I found a good commentary on this gospel at the Working Preacher website – reminding us that while there are many times when apocalyptic threats have reared their ugly heads in human history “God is always about the business of making new futures possible” (https://www.workingpreacher.org/.../commentary-on-mark... Amanda Brobst-Renaud). And sure enough Jesus’ last word in today’s gospel is ‘birthpangs’. New attitudes and processes are being born – new approaches to being a good citizen on Planet Earth. At first, they may have seemed ludicrous – like poor old Prince Charles speaking up about such matters long before it was popular. While it’s easy to proclaim that the end is near, we might also consider that the beginning is near – the beginning of a new era in which human destruction of the planet is stopped on time, and hopefully reversed. We pray about this, and we also advocate as best we can for climate change mitigation – which would likely need to include a rebalancing of the huge inequities that exist in our world … with the global poor bearing the brunt of climate catastrophic harm and fallout, while those much better off continue to cause most of it.

It’s easy to feel hopeless and helpless at times, and as we commemorate and celebrate today all those who gave their lives to defend human freedom and wellbeing, we are reminded that humanity has often been remarkably heroic and stoic. And we remember the sacrifices that were made also by people at home to make do with much less, so that a bigger cause could be supported towards the successful overcoming of horrible evil that was spreading like poison throughout our world. Human history is full of such stories of the kinds of changes and sacrifices that people can make when there are higher causes towards which such efforts can help bring about that proverbial ‘new heaven and new earth’. So let us not despair, but let us also not be too distracted from the cause – as George Monbiot points out in that Surface Tension article that I sent you last week: https://www.monbiot.com/2021/11/02/surface-tension/...

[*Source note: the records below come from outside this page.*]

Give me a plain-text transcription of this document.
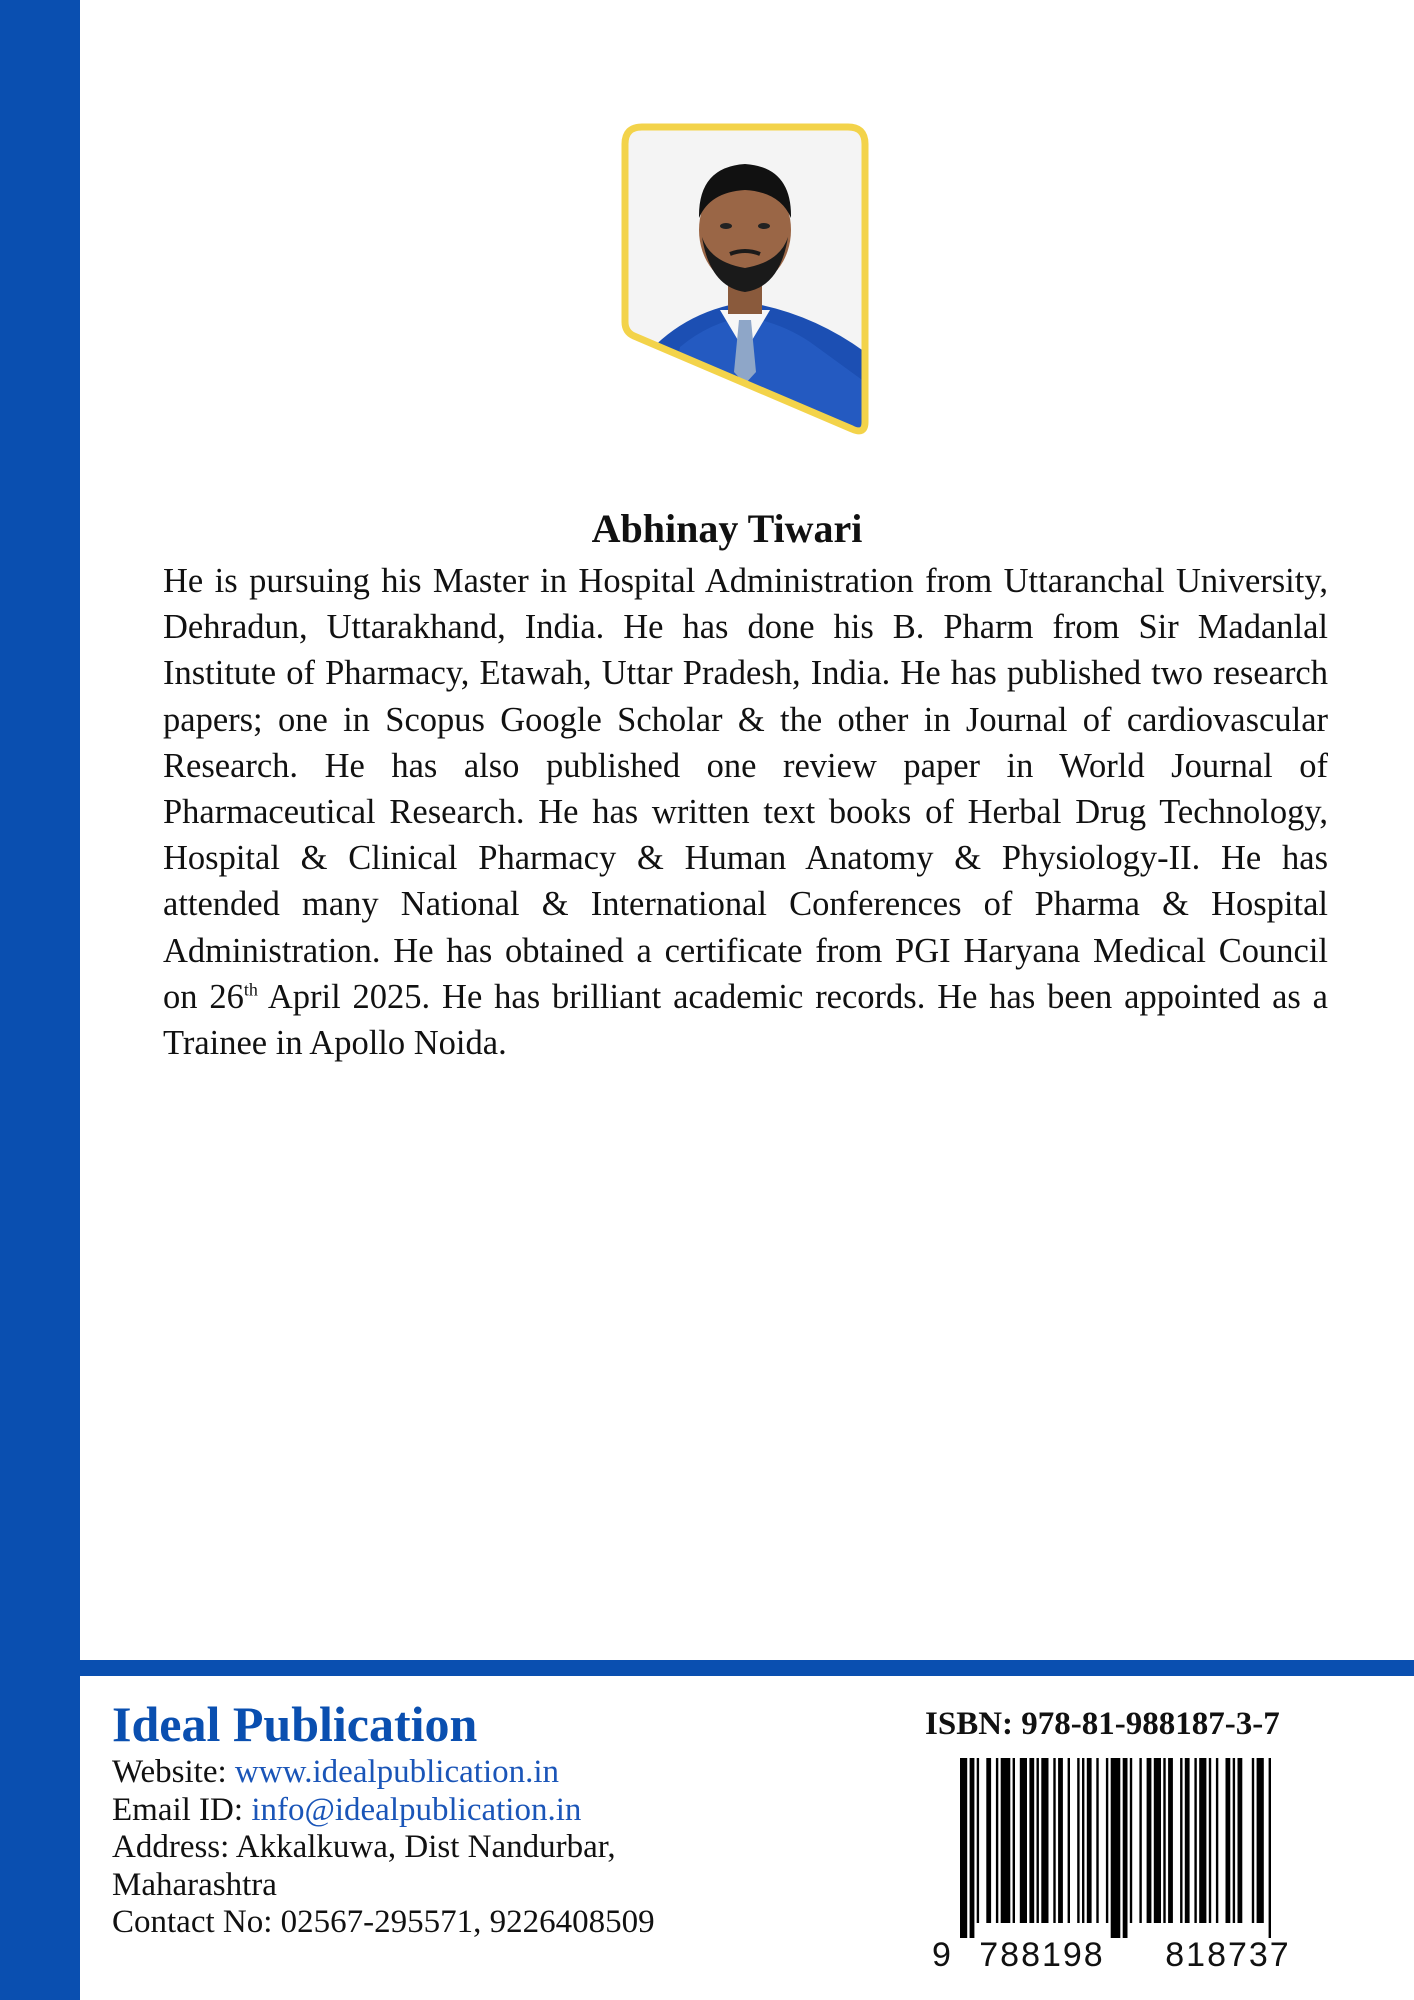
Abhinay Tiwari

He is pursuing his Master in Hospital Administration from Uttaranchal University, Dehradun, Uttarakhand, India. He has done his B. Pharm from Sir Madanlal Institute of Pharmacy, Etawah, Uttar Pradesh, India. He has published two research papers; one in Scopus Google Scholar & the other in Journal of cardiovascular Research. He has also published one review paper in World Journal of Pharmaceutical Research. He has written text books of Herbal Drug Technology, Hospital & Clinical Pharmacy & Human Anatomy & Physiology-II. He has attended many National & International Conferences of Pharma & Hospital Administration. He has obtained a certificate from PGI Haryana Medical Council on 26th April 2025. He has brilliant academic records. He has been appointed as a Trainee in Apollo Noida.

Ideal Publication
Website: www.idealpublication.in
Email ID: info@idealpublication.in
Address: Akkalkuwa, Dist Nandurbar,
Maharashtra
Contact No: 02567-295571, 9226408509
ISBN: 978-81-988187-3-7
9 788198 818737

In the spirit of remembrance, I was thinking again about our dear Cecelia that we lost in October 2020 – what an amazing life journey she had – full of so many setbacks despite all her accomplishments – so many pains and struggles despite her huge compassion and generosity for the suffering people of the world. Through it all she remained not only indomitable but also so appreciative of the beauty in life and in Creation. I think of her in some lines of our Psalm 16 today: “The Lord is my chosen portion and my cup; you hold my lot. The boundary lines have fallen for me in pleasant places; I have a goodly heritage. I bless the Lord who gives me counsel … Therefore my heart is glad, and my soul rejoices; my body also rests secure.” And as our epistle reminds us today, let us not neglect to meet together, and to encourage one another (v. 24-25). The world is a scary place, but our love of God and love of neighbour can strengthen us for whatever challenges lie ahead. May it be so, Amen.